Thursday, June 2, 2016

Game of the Day (6/2/91)

Cubs 4, Expos 3. Much like the previous day's best outing, this one matched up a pair of young pitchers who were having some trouble settling in as regular starters.

Very much unlike the last Game of the Day, neither of the starters in this one (Shawn Boskie for Chicago, Brian Barnes for Montreal) would last over 1000 innings in the majors.

Both pitchers were perfect for the first two innings; in fact, the first batter on either team to reach was Boskie, who singled with two outs in the top of the third. A wild pitch moved the hurler to second before a strikeout left him there; he then returned to the mound and set the Expos down in order once again.

The highly effective pitching persisted through the middle innings as well. Boskie allowed a fourth-inning double to Eric Bullock, and walked Delino DeShields in the sixth, but neither of them advanced from their original bases, and the Cubs went down in order in frames four through six.

The mutual shutout broke decisively in the seventh. Ryne Sandberg opened the top of the inning by reaching second on a single-and-error, and moved to third on a one-out wild pitch. George Bell then singled to score the game's first run, and Andre Dawson promptly drove Bell home with a double. Barnes recovered to retire the next two hitters, however, and Montreal responded in the home seventh. Ivan Calderon led off with a double, and Boskie then hit Larry Walker with a pitch. Up next was Tim Wallach, who grounded back to the mound; Boskie proceeded to end his own day by throwing the ball away, allowing Calderon to score and putting the other runners at the corners. Paul Assenmacher was summoned in relief and recorded one quick out, but Mike Fitzgerald then hit into the inning's second error (by Luis Salazar at first), bringing Walker home to tie the game. Pinch hitter Nelson Santovenia was intentionally walked to load the bases, pinch hitter Junior Noboa struck out, and DeShields then walked to force in the go-ahead run.

Bill Sampen took the mound to begin the eighth, and was pulled after a one-out walk to Damon Berryhill (and after Dwight Smith had been announced as a pinch hitter, thereby forcing the Cubs to burn Smith and turn to Shawon Dunston once Scott Ruskin took the mound). Ruskin retired Dunston; Sandberg followed with a single that moved pinch runner Ced Landrum to third, then stole second, but Chico Walker proceeded to strike out and strand both the tying and go-ahead runs in scoring position.

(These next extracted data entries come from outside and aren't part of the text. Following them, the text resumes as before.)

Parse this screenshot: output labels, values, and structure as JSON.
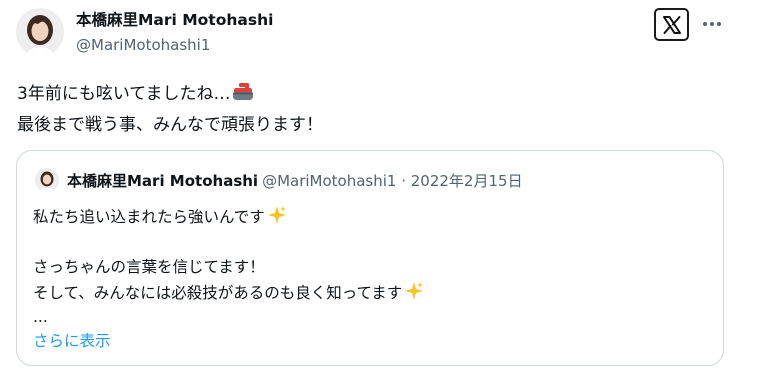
{
  "author": {
    "display_name": "本橋麻里Mari Motohashi",
    "handle": "@MariMotohashi1"
  },
  "tweet": {
    "line1": "3年前にも呟いてましたね…",
    "line1_icon": "curling-stone-icon",
    "line2": "最後まで戦う事、みんなで頑張ります！"
  },
  "quoted": {
    "display_name": "本橋麻里Mari Motohashi",
    "meta": "@MariMotohashi1 · 2022年2月15日",
    "line1": "私たち追い込まれたら強いんです",
    "line2": "さっちゃんの言葉を信じてます！",
    "line3": "そして、みんなには必殺技があるのも良く知ってます",
    "line4": "...",
    "show_more": "さらに表示",
    "sparkle_icon": "sparkles-icon"
  },
  "header_icons": {
    "logo": "x-logo-icon",
    "more": "more-dots-icon"
  },
  "colors": {
    "text": "#0f1419",
    "secondary": "#536471",
    "link": "#1d9bf0",
    "border": "#cfd9de"
  }
}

Assenmacher worked around a Wallach single in the bottom of the eighth, giving the Cubs one more shot at their one-run deficit in the ninth. With one out, Doug Dascenzo doubled, and Salazar was then intentionally walked. Greg Maddux was called on to pinch hit in an attempt to bunt the runners over, but bunted foul with two strikes. Mark Grace walked to load the bases, however, and Landrum then stepped in for his first at bat and single home the tying and go-ahead runs. Barry Jones replaced Ruskin and ended the inning. Dave Smith was called on for the save; he walked Tom Foley and allowed pinch runner Marquis Grissom to reach third on a steal and a groundout, but left the tying run 90 feet away.

The lesson of this game, if you insist on learning one... if the Cubs hadn't come back to win in the ninth, it would probably be "don't use a pitcher as a pinch hitter with the aim of having him lay down a one-out sacrifice bunt when you're down by a run in the ninth inning." But since they overcame that bit of managerial malfeasance, the take home message is something more along the lines of "don't assume that a game that starts as a pitcher's duel will end up that way, especially if it's a matchup of two pitchers who really aren't that good."